By stretching single strands of yarn point-to-point at the end of the 1960s, American artist Fred Sandback (1943–2003) created his infamous near intangible geometric figures which amounted to precise and subtle pictorial planes and architectural volumes. Bringing such explorations into the digital realm, Thomas Ruff (*1958 in Germany) used a 3D computer program for his series zycles’ that helped him translate mathematical formulas into complex line structures. The abstract meshes of lines develop in front of an open and immeasurable deep space and are seen as both fine and accentuated but altogether, calculated. These forays stand in stark contrast to the work of Albrecht Schnider (*1958 in Switzerland), whose seemingly precise drawings are far from calculated. In the spirit of ‘écriture automatique’, his works are executed with the greatest possible freedom and autonomy, whereby all design specification is secondary and the lines are flowing directly from the hand. Thus, Schnider’s approach to creating does not involve the abstraction of external objects, but rather finds form and meaning through thought-free execution. In turn, Isabel Nuño de Buen’s (*1985 in Mexico) careful and reflected crafting process captures the subtleties of architectural fragments, urban landscapes and natural shapes.
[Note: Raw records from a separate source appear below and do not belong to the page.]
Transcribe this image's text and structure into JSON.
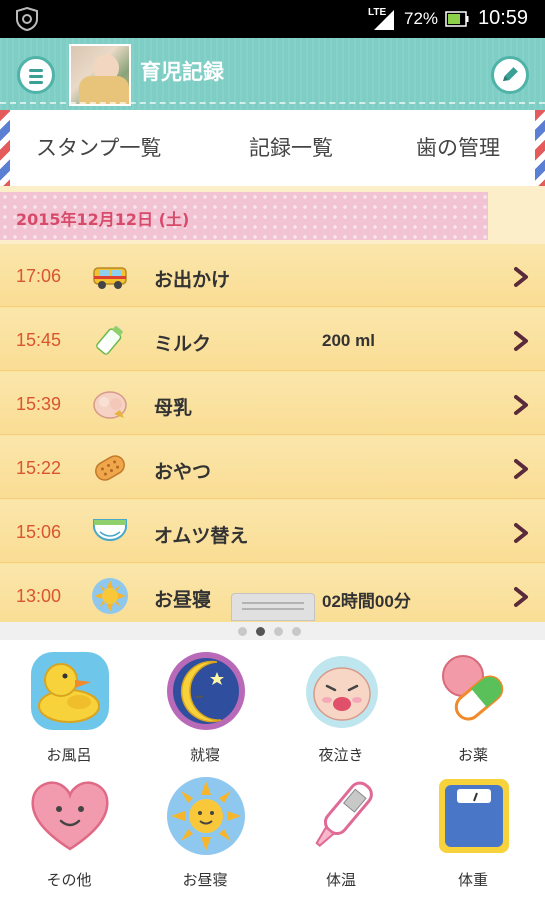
{
  "status_bar": {
    "network": "LTE",
    "battery": "72%",
    "time": "10:59"
  },
  "app_bar": {
    "title": "育児記録",
    "menu_icon": "hamburger-icon",
    "edit_icon": "pencil-icon"
  },
  "tabs": [
    {
      "label": "スタンプ一覧"
    },
    {
      "label": "記録一覧"
    },
    {
      "label": "歯の管理"
    }
  ],
  "date_header": "2015年12月12日 (土)",
  "records": [
    {
      "time": "17:06",
      "icon": "car-icon",
      "label": "お出かけ",
      "value": ""
    },
    {
      "time": "15:45",
      "icon": "milk-bottle-icon",
      "label": "ミルク",
      "value": "200 ml"
    },
    {
      "time": "15:39",
      "icon": "breastfeeding-icon",
      "label": "母乳",
      "value": ""
    },
    {
      "time": "15:22",
      "icon": "snack-icon",
      "label": "おやつ",
      "value": ""
    },
    {
      "time": "15:06",
      "icon": "diaper-icon",
      "label": "オムツ替え",
      "value": ""
    },
    {
      "time": "13:00",
      "icon": "sun-icon",
      "label": "お昼寝",
      "value": "02時間00分"
    }
  ],
  "pager": {
    "pages": 4,
    "active": 1
  },
  "stamps": [
    {
      "label": "お風呂",
      "icon": "rubber-duck-icon"
    },
    {
      "label": "就寝",
      "icon": "moon-icon"
    },
    {
      "label": "夜泣き",
      "icon": "crying-baby-icon"
    },
    {
      "label": "お薬",
      "icon": "pill-icon"
    },
    {
      "label": "その他",
      "icon": "heart-icon"
    },
    {
      "label": "お昼寝",
      "icon": "sun-icon"
    },
    {
      "label": "体温",
      "icon": "thermometer-icon"
    },
    {
      "label": "体重",
      "icon": "scale-icon"
    }
  ],
  "colors": {
    "header_teal": "#7ecec5",
    "date_text": "#d84a6a",
    "time_text": "#d8552e",
    "list_bg": "#fbe3a2"
  }
}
Her delicate yet emblematic works are characterized by an organic vocabulary of forms, which blur the borders between our external and internal worlds.

Whether geometric, organic, abstract, or figurative, the artists of this group exhibition demonstrate the possibility of turning something as banal, yet profound as the line – whether as a constructive or destructive force – into an exhilarating formulation of the cultural experience.